RISC-V grows globally as an alternative to Arm

RISC-V, a royalty-free microprocessor architecture first developed at Berkeley, is emerging as a rival to Arm, the most successful microchip architecture in the world.   The first RISC-V chip was built in 2011 as part of the open source Peer Lab Project by CS Prof. and alumnus Krste Asanović (Ph.D. '98, advisor: John Wawrzynek), CS Prof. Emeritus David Patterson, and CS alumni Andrew Waterman (M.S. 11/Ph.D. '16, advisors: David Patterson/Krste Asanović) and Yunsup Lee (M.S. '11/Ph.D. '16, advisor: Krste Asanović).  Asanović, Waterman and Lee went on to found SiFive, "the first fabless semiconductor company to build customized silicon on RISC-V."   Asanović explains that the architecture has gained momentum "not because it's 10% faster. It's because it's a new business model."  Chip designers traditionally have to find a seller to make their microprocessors, but now designers can select RISC-V and "all suppliers compete for your business.  You can add your own extensions without obtaining permission" or paying license fees.

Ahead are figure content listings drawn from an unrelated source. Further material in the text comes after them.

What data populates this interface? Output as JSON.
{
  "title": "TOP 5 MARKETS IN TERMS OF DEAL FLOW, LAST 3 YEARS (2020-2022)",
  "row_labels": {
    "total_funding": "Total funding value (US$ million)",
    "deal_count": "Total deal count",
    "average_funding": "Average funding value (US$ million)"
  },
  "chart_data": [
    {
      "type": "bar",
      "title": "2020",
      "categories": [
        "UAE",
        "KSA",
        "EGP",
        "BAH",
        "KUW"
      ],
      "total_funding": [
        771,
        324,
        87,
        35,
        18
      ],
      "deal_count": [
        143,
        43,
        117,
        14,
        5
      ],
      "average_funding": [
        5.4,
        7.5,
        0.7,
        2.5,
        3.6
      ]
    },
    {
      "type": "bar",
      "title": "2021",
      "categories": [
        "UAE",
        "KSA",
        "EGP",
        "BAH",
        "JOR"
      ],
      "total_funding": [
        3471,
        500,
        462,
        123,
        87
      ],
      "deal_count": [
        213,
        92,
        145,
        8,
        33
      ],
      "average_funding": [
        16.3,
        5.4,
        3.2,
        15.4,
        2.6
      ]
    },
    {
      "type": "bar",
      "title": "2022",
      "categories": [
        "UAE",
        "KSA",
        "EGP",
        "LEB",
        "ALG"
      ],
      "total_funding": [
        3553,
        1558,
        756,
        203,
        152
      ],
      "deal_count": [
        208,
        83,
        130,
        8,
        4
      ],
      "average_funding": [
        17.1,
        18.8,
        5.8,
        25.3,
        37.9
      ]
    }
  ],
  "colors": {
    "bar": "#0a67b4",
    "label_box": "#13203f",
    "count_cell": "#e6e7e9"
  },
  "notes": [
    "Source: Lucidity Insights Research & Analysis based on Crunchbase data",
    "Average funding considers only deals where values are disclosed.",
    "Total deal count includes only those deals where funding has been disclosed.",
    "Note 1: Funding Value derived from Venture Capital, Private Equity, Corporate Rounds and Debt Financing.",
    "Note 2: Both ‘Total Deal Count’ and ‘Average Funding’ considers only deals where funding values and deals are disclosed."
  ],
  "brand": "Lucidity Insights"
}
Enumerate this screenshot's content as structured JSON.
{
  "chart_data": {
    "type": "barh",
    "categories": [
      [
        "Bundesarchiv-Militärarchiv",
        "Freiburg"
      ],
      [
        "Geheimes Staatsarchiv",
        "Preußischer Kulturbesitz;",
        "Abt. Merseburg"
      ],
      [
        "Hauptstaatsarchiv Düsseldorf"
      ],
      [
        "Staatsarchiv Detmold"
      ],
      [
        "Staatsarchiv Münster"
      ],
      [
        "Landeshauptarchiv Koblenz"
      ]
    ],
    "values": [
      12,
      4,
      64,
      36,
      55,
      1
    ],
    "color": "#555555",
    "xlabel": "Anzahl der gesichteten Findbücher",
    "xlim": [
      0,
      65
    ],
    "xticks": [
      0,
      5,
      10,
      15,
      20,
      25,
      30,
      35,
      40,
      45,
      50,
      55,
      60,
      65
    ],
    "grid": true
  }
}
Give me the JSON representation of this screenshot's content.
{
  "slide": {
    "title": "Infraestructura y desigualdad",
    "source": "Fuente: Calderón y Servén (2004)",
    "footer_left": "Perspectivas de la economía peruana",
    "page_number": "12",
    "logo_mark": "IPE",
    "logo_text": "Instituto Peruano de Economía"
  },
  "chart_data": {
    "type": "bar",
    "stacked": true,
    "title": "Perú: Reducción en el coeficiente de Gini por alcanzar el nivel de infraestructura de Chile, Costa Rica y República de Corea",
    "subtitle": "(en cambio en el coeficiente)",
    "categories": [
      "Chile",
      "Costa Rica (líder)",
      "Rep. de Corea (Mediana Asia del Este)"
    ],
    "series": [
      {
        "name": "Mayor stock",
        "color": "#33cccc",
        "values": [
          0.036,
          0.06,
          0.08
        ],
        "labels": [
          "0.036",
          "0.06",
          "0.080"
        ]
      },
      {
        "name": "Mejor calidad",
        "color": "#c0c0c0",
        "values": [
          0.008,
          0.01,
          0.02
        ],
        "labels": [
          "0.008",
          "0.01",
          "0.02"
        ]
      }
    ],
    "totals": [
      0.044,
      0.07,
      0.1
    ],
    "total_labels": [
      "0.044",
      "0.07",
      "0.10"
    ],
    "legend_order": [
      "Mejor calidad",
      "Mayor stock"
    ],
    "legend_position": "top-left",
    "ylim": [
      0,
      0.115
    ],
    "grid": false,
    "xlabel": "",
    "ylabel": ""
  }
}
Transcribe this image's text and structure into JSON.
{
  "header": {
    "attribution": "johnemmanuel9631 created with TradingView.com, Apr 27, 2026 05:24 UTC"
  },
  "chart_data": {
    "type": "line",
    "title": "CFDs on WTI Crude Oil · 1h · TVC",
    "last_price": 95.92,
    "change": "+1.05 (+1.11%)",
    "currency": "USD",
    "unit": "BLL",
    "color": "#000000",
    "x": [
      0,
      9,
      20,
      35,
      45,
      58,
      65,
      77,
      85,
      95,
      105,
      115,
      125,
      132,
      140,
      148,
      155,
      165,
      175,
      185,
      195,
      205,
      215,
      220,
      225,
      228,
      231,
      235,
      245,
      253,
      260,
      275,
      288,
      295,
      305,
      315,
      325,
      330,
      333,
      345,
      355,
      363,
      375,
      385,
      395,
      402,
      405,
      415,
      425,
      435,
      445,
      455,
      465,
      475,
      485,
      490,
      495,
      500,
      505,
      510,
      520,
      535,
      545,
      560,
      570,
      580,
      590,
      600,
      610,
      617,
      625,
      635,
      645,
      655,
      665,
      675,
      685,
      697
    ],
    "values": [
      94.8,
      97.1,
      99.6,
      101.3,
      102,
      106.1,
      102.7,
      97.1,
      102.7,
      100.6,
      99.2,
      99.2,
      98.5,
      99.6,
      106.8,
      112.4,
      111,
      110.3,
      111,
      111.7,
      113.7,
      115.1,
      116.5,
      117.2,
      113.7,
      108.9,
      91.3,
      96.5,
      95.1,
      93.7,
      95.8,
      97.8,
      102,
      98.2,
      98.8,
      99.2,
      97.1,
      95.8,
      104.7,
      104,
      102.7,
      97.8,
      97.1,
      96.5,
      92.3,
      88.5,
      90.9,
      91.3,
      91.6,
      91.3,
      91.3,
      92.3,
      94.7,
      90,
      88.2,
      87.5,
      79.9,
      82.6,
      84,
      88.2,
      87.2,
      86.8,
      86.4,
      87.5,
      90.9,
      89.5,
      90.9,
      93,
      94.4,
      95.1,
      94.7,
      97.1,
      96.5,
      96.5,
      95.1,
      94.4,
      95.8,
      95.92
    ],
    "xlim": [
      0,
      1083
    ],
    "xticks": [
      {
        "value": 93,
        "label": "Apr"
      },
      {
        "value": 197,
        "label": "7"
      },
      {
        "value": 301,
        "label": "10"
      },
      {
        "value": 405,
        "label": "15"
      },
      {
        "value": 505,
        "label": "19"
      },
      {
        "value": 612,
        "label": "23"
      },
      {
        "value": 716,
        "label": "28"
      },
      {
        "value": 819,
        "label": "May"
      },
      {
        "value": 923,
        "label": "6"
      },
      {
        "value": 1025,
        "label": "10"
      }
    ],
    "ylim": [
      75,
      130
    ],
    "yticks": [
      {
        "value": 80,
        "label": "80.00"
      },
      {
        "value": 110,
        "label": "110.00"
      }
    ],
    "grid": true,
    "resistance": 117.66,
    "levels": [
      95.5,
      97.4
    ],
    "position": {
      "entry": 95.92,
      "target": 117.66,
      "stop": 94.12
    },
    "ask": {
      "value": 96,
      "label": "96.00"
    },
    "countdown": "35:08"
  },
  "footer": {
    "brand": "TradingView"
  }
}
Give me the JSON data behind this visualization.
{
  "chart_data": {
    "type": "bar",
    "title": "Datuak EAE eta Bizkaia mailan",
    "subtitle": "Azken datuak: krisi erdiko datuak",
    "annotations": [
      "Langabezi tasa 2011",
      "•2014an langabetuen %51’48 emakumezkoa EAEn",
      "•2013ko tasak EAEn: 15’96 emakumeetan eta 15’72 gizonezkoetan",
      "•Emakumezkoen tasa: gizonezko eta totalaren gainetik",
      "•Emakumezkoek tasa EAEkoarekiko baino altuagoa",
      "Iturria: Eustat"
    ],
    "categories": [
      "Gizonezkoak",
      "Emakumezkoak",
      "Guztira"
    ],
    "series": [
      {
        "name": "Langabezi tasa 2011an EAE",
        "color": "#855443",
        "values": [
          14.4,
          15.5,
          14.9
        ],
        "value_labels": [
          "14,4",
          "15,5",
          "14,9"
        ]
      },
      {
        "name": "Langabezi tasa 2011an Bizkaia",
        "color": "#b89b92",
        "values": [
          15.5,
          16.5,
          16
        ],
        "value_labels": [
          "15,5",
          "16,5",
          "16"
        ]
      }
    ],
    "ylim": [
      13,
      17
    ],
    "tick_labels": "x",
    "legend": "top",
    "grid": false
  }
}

Dawn Song named 2019 ACM Fellow

EECS Prof. and alumna Dawn Song (Ph.D. '02, advisor: Doug Tygar) has been  selected as a 2019 Fellow of the Association for Computing Machinery (ACM).    Song was cited "For contributions to security and privacy" and is now part of an elite group that represents less than 1% of the Association’s global membership.  As one of the world’s foremost experts in computer security and trustworthy artificial intelligence, Song founded a startup to build a new platform based on a paradigm in which people control their data and are compensated for its use by corporations. She was named to both the 2019 WIRED25 list of innovators and Inc.com's list of the 100 most innovative businesswomen in 2019.   Fellows will be honored at an awards banquet in June.